Situated on an undulating site in the deserts of Ras, Rajasthan, India, Studios 18 apartments are a part of an entire layout spread over 36 acres. With no buildings or development in the vicinity, this layout is being created for the working people of a new cement manufacturing plant that has commenced production nearby.
Close to the site there is no existing development and there are four villages at a distance of 1 km from the site. Taking a cue from the organic layouts of the neighbouring villages near the site, the residential units are interspersed within the existing contours along organic streets that weave through the site.
The 18 residential apartments follow the organic nature of old Indian cities with houses stepping back and creating interlocked built volumes across three levels. A 4M contour difference is negotiated by the building levels stepping down accordingly. In response to the hot arid climate prevalent in the location of 8 months of summer and temperatures in excess of 35°c, the apartments are all oriented towards the north, north east and northwest with no apartment facing the south. The low rise design allows the residents of studios 18 to be close to the ground level akin to living in individual houses.
The circulation spaces connecting the housing blocks are naturally ventilated with an abstract composition of square punctuations on either side facilitating air to move through. The harsh glare of the sun is cut off; yet allowing natural light within the linear corridors, and creating different patterns at different times of the day. The linear corridors provide a cool ventilated sheltered walkway between the apartments allowing residents to glimpse landscaped spaces on either side while walking through and making the circulation an interesting experience. Each apartment too is cross ventilated with deep recessed windows and open to sky terraces.
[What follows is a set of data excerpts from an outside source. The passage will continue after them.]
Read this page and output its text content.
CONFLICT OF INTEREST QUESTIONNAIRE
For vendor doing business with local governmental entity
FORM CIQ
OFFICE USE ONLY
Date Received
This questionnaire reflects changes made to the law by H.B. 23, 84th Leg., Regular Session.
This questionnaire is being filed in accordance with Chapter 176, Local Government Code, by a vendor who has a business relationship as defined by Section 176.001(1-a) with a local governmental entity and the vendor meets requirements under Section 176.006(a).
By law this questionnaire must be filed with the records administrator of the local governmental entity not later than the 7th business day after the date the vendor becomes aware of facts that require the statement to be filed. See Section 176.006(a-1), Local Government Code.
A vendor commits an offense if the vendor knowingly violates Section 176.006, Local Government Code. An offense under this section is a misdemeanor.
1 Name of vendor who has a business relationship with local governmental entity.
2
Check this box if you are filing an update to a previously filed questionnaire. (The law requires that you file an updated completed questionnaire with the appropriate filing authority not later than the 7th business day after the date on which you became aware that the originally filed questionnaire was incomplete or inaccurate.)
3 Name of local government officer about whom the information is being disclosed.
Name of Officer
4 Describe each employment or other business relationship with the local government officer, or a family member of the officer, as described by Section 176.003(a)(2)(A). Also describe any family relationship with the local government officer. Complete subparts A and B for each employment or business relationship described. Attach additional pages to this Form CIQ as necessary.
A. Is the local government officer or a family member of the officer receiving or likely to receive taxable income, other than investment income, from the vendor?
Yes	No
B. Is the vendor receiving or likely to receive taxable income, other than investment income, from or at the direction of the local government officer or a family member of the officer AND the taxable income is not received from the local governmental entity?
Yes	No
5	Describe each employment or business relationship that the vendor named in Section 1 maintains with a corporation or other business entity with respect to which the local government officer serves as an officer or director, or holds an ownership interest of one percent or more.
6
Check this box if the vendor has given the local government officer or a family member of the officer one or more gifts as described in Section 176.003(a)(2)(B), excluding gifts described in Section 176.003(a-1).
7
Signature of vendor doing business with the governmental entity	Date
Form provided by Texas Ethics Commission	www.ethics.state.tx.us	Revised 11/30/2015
Color acts as an integral parameter in differentiating volumes as well as identifying circulation spaces interestingly while alluding to the colors of the region. In Rajasthan colour plays an important role in the lives of the people who wear bright colours daily. As if to compensate for the miles of arid, sandy terrain they see around them, they wear brightly coloured clothes and jewelry.
Most cities in Rajasthan state are identified by a colour. Jodhpur in Rajasthan is known as the blue city with traditional homes in hues of blue lime plaster. Jaisalmer is known as the yellow city for its traditional houses being built in yellow sandstone. The colour palette used is the most significant part of its visual impact.
The deconstructed cubes sport varied hues of the sandy region, at different times of the day – visually differentiating the stepped, recessed volumes as well as identifying circulation spaces. With lighter hues on external walls to reflect heat off the surfaces, and darker tones indoors to create a cooler feel, they add impact to the highly ‘responsive’ design solution.